Che sottolinea come il ‘modello Genova’ sia ben diverso da come lo si è spesso descritto: “Si dice che tutto ruoti attorno alla deroga di leggi e procedure concessa al commissario e questo non è vero. Il modello Genova consiste, per la verità, nell’avere avuto al comando di questo progetto uomini di buon senso, un sindaco – commissario innamorato della propria città che si è svegliato ogni mattina con il chiodo fisso di restituire all’Italia quest’opera fondamentale e con lui noi tutti abbiamo passato ogni singolo giorno a pensare a come accelerare, nella massima sicurezza, il nostro lavoro, renderlo più snello, efficace”.

Un modus operandi molto distante da ciò che accade, in generale, negli altri grandi progetti italiani: “Da noi c’è sempre la tendenza a mettere l’azienda costruttrice al centro di ogni responsabilità con il risultato che in Italia, e solo da noi, il sistema economico delle costruzioni è sostanzialmente al collasso. Qualcuno – dice Pietro Salini – dovrebbe chiedersi il perché”.

Ma è dalle costruzioni, dalle grandi opere e dagli investimenti dello Stato che l’Italia può rinascere, non solo dalle macerie della sua perenne crisi economica ma anche dalle ceneri dell’emergenza Covid, quella che Pietro Salini chiama la tempesta perfetta: “Questa situazione genererà al Paese un danno gigantesco, calcolabile in almeno centocinquanta miliardi di mancati introiti fiscali per lo Stato, a cui aggiungere i maggiori investimenti necessari per sostenere le famiglie colpite dalla crisi.

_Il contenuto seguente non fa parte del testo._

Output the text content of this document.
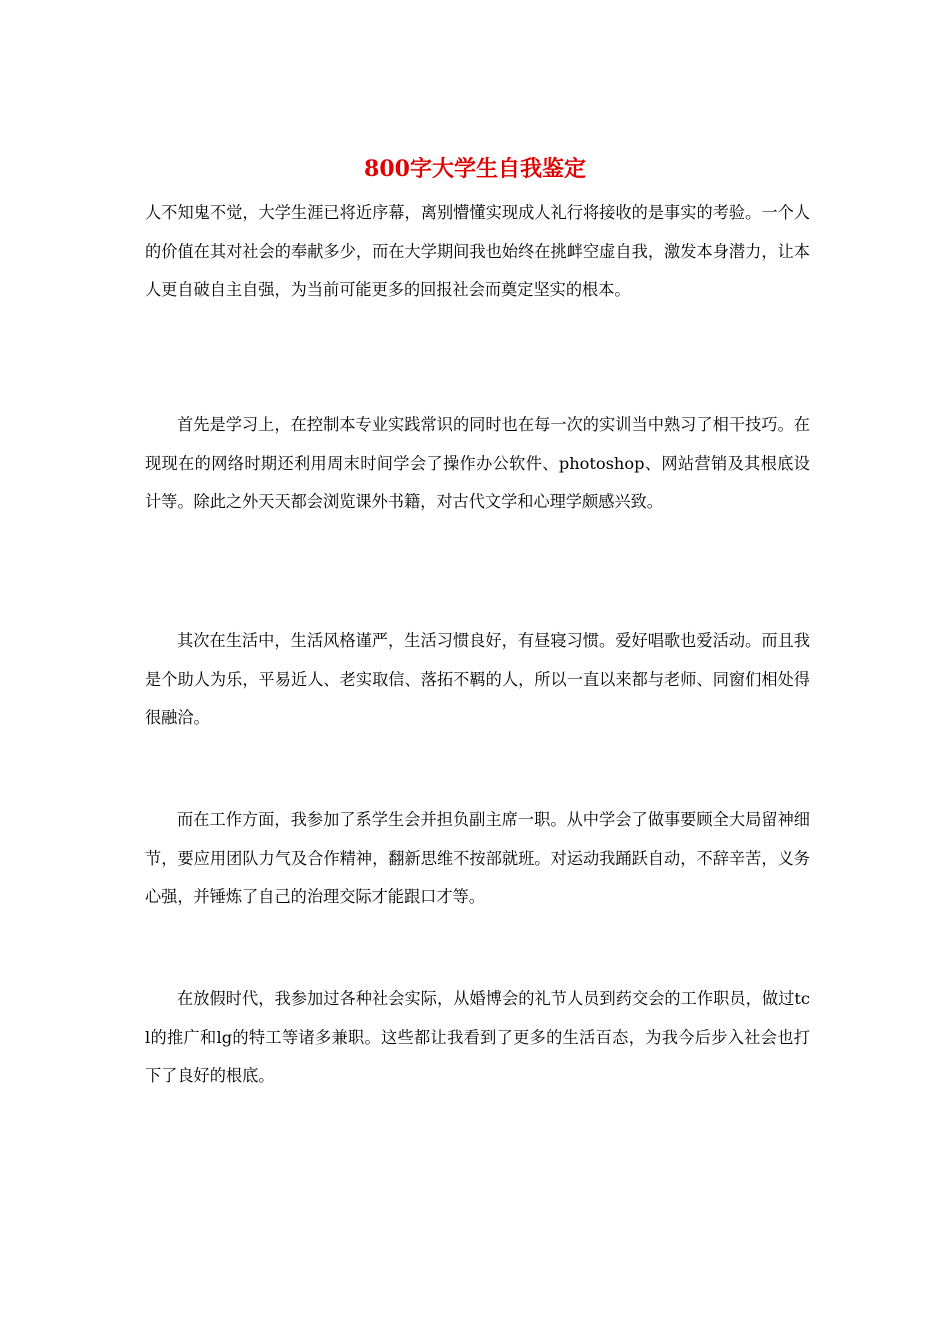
800字大学生自我鉴定

人不知鬼不觉，大学生涯已将近序幕，离别懵懂实现成人礼行将接收的是事实的考验。一个人的价值在其对社会的奉献多少，而在大学期间我也始终在挑衅空虚自我，激发本身潜力，让本人更自破自主自强，为当前可能更多的回报社会而奠定坚实的根本。

首先是学习上，在控制本专业实践常识的同时也在每一次的实训当中熟习了相干技巧。在现现在的网络时期还利用周末时间学会了操作办公软件、photoshop、网站营销及其根底设计等。除此之外天天都会浏览课外书籍，对古代文学和心理学颇感兴致。

其次在生活中，生活风格谨严，生活习惯良好，有昼寝习惯。爱好唱歌也爱活动。而且我是个助人为乐，平易近人、老实取信、落拓不羁的人，所以一直以来都与老师、同窗们相处得很融洽。

而在工作方面，我参加了系学生会并担负副主席一职。从中学会了做事要顾全大局留神细节，要应用团队力气及合作精神，翻新思维不按部就班。对运动我踊跃自动，不辞辛苦，义务心强，并锤炼了自己的治理交际才能跟口才等。

在放假时代，我参加过各种社会实际，从婚博会的礼节人员到药交会的工作职员，做过tcl的推广和lg的特工等诸多兼职。这些都让我看到了更多的生活百态，为我今后步入社会也打下了良好的根底。
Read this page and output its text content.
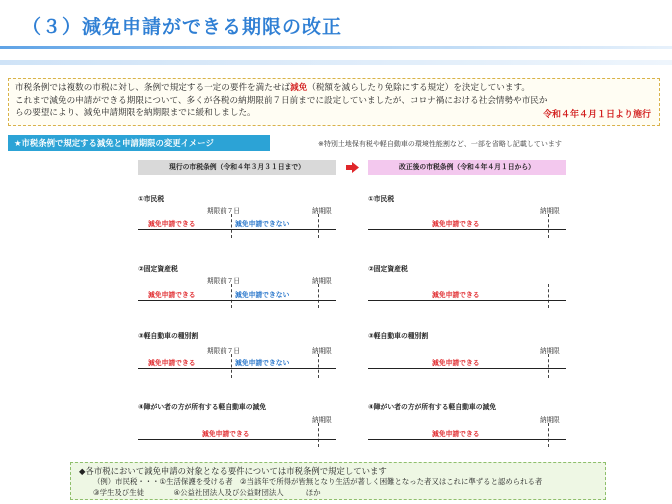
（３）減免申請ができる期限の改正
市税条例では複数の市税に対し、条例で規定する一定の要件を満たせば減免（税額を減らしたり免除にする規定）を決定しています。
これまで減免の申請ができる期限について、多くが各税の納期限前７日前までに設定していましたが、コロナ禍における社会情勢や市民か
らの要望により、減免申請期限を納期限までに緩和しました。	令和４年４月１日より施行
★市税条例で規定する減免と申請期限の変更イメージ	※特別土地保有税や軽自動車の環境性能割など、一部を省略し記載しています
現行の市税条例（令和４年３月３１日まで）	改正後の市税条例（令和４年４月１日から）
①市民税
期限前７日	納期限
減免申請できる	減免申請できない
①市民税
納期限
減免申請できる
②固定資産税
期限前７日	納期限
減免申請できる	減免申請できない
②固定資産税
減免申請できる
③軽自動車の種別割
期限前７日	納期限
減免申請できる	減免申請できない
③軽自動車の種別割
納期限
減免申請できる
④障がい者の方が所有する軽自動車の減免
納期限
減免申請できる
④障がい者の方が所有する軽自動車の減免
納期限
減免申請できる
◆各市税において減免申請の対象となる要件については市税条例で規定しています
（例）市民税・・・①生活保護を受ける者　②当該年で所得が皆無となり生活が著しく困難となった者又はこれに準ずると認められる者
③学生及び生徒　　　　④公益社団法人及び公益財団法人　　　ほか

Al presidente Conte – continua Salini - ho chiesto di lanciare un grande progetto sul modello del ‘piano Roosevelt’, studiato per affrontare le conseguenze della crisi del ’29 negli Stati Uniti d’America: in Europa la crisi non fu affrontata con lo stesso vigore e persino una conquista stabile come la democrazia è caduta sotto i colpi della rabbia sociale che ha generato il Fascismo e il Nazismo”. Salini non lo dice ma il parallelismo con l’oggi è evidente, anche oggi molti dei valori sui cui poggia la civiltà occidentale sono a rischio.

Oggi abbiamo la grande occasione di rilanciare l’Italia attraverso un piano che metta al lavoro milioni di persone – continua l’Ad di Salini Impregilo – non possiamo pensare che le aziende superino la crisi attraverso un ulteriore indebitamento, serve il lavoro e possiamo riuscirci”.

Per questo, però, la volontà politica è determinante: “Le grandi opere non sono sexy, come dice qualcuno. Tutt’altro: un cantiere fa rumore, costringe a modifiche alla viabilità, dà fastidio. Un cantiere non è immediatamente spendibile a livello elettorale ed è spesso percepito dai politici come un problema e la politica, si sa, non ama questo genere di problemi. Ma quando i cantieri sono finiti, poi? Quando in Italia fu aperto il cantiere dell’autostrada del Sole c’era gente che diceva che non sarebbe servita a niente, quando costruivamo l’alta velocità ferroviaria, analogamente, c’era chi protestava. Ve lo immaginate oggi – conclude Salini – un mondo senza autostrade né treni veloci”?